Image: The ischemic penumbra is visible in some patients up to 24 hour after stroke by MRI scanning. Perfusion-weighted imaging can be used to show areas of ischemia and can be compared with the ischemic core, visible by diffusion-weighted imaging (Photo courtesy of sharinginginhealth dot ca, an open access training in healthcare resource).
With the development of brain imaging, including cranial computed tomography (CCT), and particularly diffusion-weighted imaging-magnetic resonance imaging (DWI-MRI), the diagnosis of transient ischemic attacks (TIAs) has changed from time-based definition to a tissue-based one. DWI-MRI became an essential tool in the TIA workup.

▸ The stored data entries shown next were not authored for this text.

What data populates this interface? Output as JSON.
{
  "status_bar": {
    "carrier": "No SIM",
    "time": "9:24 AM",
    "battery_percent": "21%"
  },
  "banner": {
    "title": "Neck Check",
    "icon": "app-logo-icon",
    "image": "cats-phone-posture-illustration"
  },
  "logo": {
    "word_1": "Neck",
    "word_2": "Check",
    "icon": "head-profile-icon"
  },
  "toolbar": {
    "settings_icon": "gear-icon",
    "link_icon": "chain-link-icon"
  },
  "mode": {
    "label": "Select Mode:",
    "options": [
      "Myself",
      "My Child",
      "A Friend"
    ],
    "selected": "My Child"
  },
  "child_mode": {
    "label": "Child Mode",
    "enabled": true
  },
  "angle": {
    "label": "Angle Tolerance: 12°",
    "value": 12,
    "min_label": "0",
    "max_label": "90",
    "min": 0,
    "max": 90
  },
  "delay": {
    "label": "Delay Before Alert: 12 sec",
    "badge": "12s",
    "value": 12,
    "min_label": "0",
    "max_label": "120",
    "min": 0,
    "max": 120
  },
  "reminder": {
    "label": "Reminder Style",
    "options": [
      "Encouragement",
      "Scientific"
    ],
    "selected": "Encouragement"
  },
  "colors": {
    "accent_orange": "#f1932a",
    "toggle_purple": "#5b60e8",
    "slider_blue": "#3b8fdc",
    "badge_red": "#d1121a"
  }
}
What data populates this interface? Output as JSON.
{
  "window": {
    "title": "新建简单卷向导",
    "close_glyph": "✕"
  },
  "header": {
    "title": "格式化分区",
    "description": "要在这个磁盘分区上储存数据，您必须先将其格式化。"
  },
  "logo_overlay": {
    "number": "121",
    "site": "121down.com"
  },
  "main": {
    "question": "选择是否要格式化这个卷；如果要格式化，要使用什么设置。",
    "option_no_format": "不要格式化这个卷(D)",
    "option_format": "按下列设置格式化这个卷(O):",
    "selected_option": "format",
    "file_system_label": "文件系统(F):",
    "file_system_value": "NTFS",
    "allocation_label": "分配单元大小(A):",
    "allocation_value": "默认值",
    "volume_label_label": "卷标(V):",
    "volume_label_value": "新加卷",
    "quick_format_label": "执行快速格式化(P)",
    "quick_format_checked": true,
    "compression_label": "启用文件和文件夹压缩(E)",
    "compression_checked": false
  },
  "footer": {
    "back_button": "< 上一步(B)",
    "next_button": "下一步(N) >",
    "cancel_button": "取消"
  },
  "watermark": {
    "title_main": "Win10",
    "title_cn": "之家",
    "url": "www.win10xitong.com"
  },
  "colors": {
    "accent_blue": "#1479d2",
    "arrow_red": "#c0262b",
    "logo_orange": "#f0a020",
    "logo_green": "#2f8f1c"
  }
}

Several studies have shown that TIA patients had cerebral infarctions that can be identified by CCT, even though the CCT was performed days to weeks after the TIA. It has been found that 3%–48% of patients with clinical TIA symptoms had acute cerebral infarctions that can be visualized by CCT. Moreover, the DWI-MRI measurements have shown that up to 67% of patients with TIA demonstrate relevant cerebral infarction.

The development of brain imaging and its use in the routine diagnostic workup of patients with TIA has therefore changed the investigators outlook of TIAs. Particularly, the definition of TIA has shifted from a clinically time-based term to tissue-related one in the clinical daily routine.

The risk of stroke after TIA in patients with evidence of acute infarction ranged between 3 to 18-fold higher than TIA patients without acute infarction detected by MRI. Therefore, TIA should be handled as an emergency event and patients suffering from TIA should be immediately treated to evaluate the etiology and to receive the secondary prophylaxis to prevent a stroke. The impact of the immediate evaluation of TIA patients on stroke prevention after TIA has been shown in earlier studies. Conversely, there are no uniform international guidelines and recommendations for TIA diagnosis and treatment, particularly in diagnostic and therapeutic procedures.

The DWI-MRI provides not only the evidence to differentiate between TIA and acute ischemic stroke; furthermore, it predicts TIA patients who are at higher risk of disabling stroke, which can be prevented by an immediate evaluation and treatment of TIA, according to Dr. Mohamed Al-Khaled from the University of Lübeck (Germany).

The brain imaging in patients with transient neurologic symptoms can help to answer the question that whether patients with TIA who have an acute infarction should be classified as acute ischemic stroke. Furthermore, it has been established that TIA patients who showed acute infarction by DWI-MRI or CCT are at a higher risk to suffer from an incapacitating stroke.

These findings were published in the June/July 2014 issue of the journal Neural Regeneration Research (2014; vol. 9, no. 3).